I thought of this as I skimmed an interesting new book with a fascinating topic, the gradual loss of darkness on Earth: The End of Night by Paul Bogard, whose interests are primarily ecological, though he ranges widely from an opening visit to the Nevada desert, some of the darkest geography left in the U.S.  Two-thirds of Americans and Europeans no longer experience real night, real darkness, he says.

We live in a semi-twilight glow of artificial light, a world marked by light pollution. Finding natural darkness in our world, as Bogart shows, can be a challenge. His book is well-written and documented, a collection of revealing facts and insights from various perspectives.

Included, very briefly, is the religious, with two pages or so devoted to darkness in Christian tradition, and with nothing really about the mystical tradition such as John of the Cross's dark night of the soul or Rilke's "I am in love with night."

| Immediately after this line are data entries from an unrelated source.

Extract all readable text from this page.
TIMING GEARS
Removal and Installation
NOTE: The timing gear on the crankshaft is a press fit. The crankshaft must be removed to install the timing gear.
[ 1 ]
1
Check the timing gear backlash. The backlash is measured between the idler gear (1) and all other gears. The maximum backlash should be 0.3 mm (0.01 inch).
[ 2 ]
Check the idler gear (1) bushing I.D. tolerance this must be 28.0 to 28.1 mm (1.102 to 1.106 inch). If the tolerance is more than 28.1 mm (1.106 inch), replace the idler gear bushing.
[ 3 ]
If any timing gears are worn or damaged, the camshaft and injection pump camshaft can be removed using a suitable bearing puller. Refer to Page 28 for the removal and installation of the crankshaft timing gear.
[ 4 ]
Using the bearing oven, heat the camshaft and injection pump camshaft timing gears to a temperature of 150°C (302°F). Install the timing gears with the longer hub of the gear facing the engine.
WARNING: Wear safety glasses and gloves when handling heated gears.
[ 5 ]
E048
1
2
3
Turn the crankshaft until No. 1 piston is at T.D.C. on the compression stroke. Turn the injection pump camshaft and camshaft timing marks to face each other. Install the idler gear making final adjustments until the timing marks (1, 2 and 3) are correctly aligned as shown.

This spiritual dimension of night is a major part of what interests me about the topic, the parallel between darkness and silence: Just as silence is not the mere absence of sound but a kind of presence or reality in its own right, so it seems that darkness is not the absence of light but, as in so much myth and literature, a creative source of life. The feminine aspect of darkness (the womb) as something quite other than frightening or evil has often been discussed and is beyond Bogard's scope here.

He comes closest to treating such material, in what I have read, in quoting from members of the Native American tradition, who see darkness as a time of healing, as the earth rests. It is a time of rituals and ceremonies when spirits can wander across space and time. At night, says a Cherokee who is interviewed, one should be able to cross into other worlds and other eras, as in ancient times.

One of the striking features easily overlooked about earlier periods in the West, such as the Middle Ages, was the dramatic contrast between the dying of the day and the onset of night, when it was really dark, when people could look up into a velvet-black sky alive with stars and planets, as night's shadow extended into space.

The author does cite the Bible, both the story of Samuel and Christ in the agony of the garden, among many key events that occur in the spiritually alive darkness when the ultimate mystery of God is felt.  If religion tends to "illuminate" and study such things, the stories themselves remind us that darkness has to do with the mystery of being, what the mystics call the "negative way"--that ultimate meaning, or God, is unknowable, obscure.

I am glad to have come across Bogard's book and share his need to celebrate the few dark spots we have left on this artificially illuminated planet and to lament their loss elsewhere. I would welcome more discussion of the creative power and mystery of darkness--as well as the power of light.